Photo above: Courtesy of the John Carter Brown Library
Fernando Guevara writes:
Insiders high up in Google have provided insight into Google’s plans to dominate about 10 per cent of the world’s economy by a specific date (I do not have access to the date). The sources indicated that this domination would be achieved by controlling access to what information the world population will receive and by controlling energy resources in as many countries as possible. The sources did not indicate who all Google’s partners in this venture were. It is, therefore, anybody’s guess who their partners in the communications and power industries are.
Further, one of the Google sources confirmed that oligarch interests, including Google, with the assistance of at least one university in the US, had been involved in looting Haitian cultural heritage by buying up scores of books from people who clearly sold them in desperation and without the consent of the Haitian people. The books were obtained from Haiti’s national library in the wake of the earthquake in 2010. It is possible that some books originated from libraries other than Bibliothèque nationale d’Haïti. Wikipedia states (quote below retrieved on 16 November 2021):
The most important recent development affecting Haiti was the devastating earthquake of January 2010. While the National Library did not suffer major structural damage, an unknown number of items from the collection were lost or damaged.
The Google sources claimed that Google scanned the Haitian library books – as well as all other books they could obtain access to – in an effort to “democratise” information. Google asserted that providing the Haitian and other books to everybody aided democracy because it made the books accessible to anyone in the world regardless of their own location. It appears that Google took the position that scanning all books this way was in the public interest and that it therefore overrode rights connected with copyright as well as any other rights involved. Google, did not, however, wish to be seen as the outward face in this selfless humanitarian pursuit of democracy. While I do not have information on the final landing place of the Haitian books, it is clear that they were brought to the United States.
Some Haitian books can be found at the John Carter Brown Library – Haiti Collection, of Brown University in Providence, Rhode Island. The JC Brown Library shows 1,102 results for the Haiti Collection. The JC Brown Library web site states:
The John Carter Brown Library holds one of the world’s great collections relating to Haiti. Our rare books, maps and newspapers tell the story of the founding of the French colony of Saint Domingue (once the most lucrative colony in the Americas), its demise through the Haitian Revolution (the world’s only successful slave revolution) and the founding of Haiti in its place. By providing access to this collection, the JCB hopes to stimulate interest in Haiti’s remarkable history.

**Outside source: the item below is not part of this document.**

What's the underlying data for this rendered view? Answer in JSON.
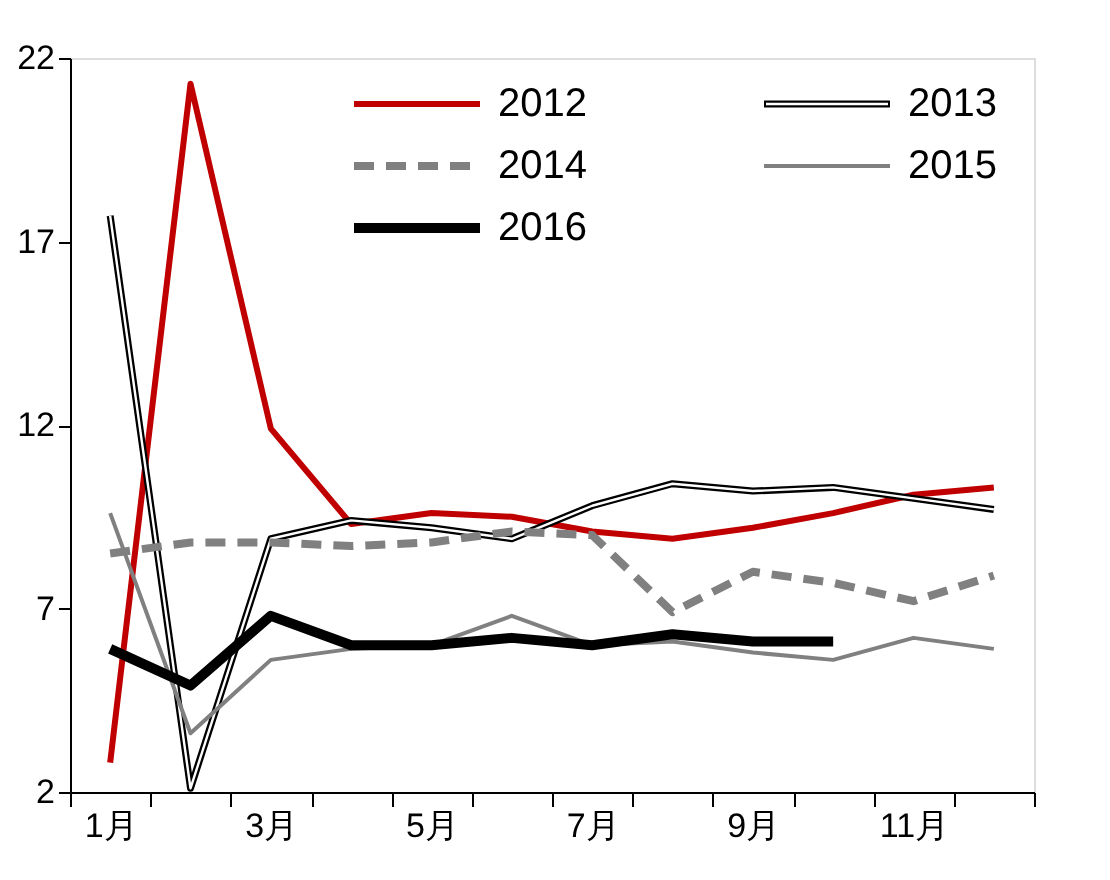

The website provides a link to the Remember Haiti websit. The web site states that “[t]his site was created in a deeply collaborative spirit, drawing upon advice from historians, librarians, web designers, digital information specialists and donors. Citizens of Haiti, France, the United Kingdom and the United States all contributed meaningful support.” The JC Brown library also says:
The Library considers its extraordinary collection of books, maps, and prints an inalienable resource that has been protected and curated for nearly two centuries, but it also understands the value these sources have for potential audiences throughout the world. The digital revolution has made sharing the collection easier than ever before, allowing us to adopt an open access policy that will help our materials reach anyone who is interested in using them… We ask that anyone who uses the Library’s material include the following attribution: “Courtesy of the John Carter Brown Library”.
I hope the Haitian people know about the JC Brown collection, so that they can access their history too.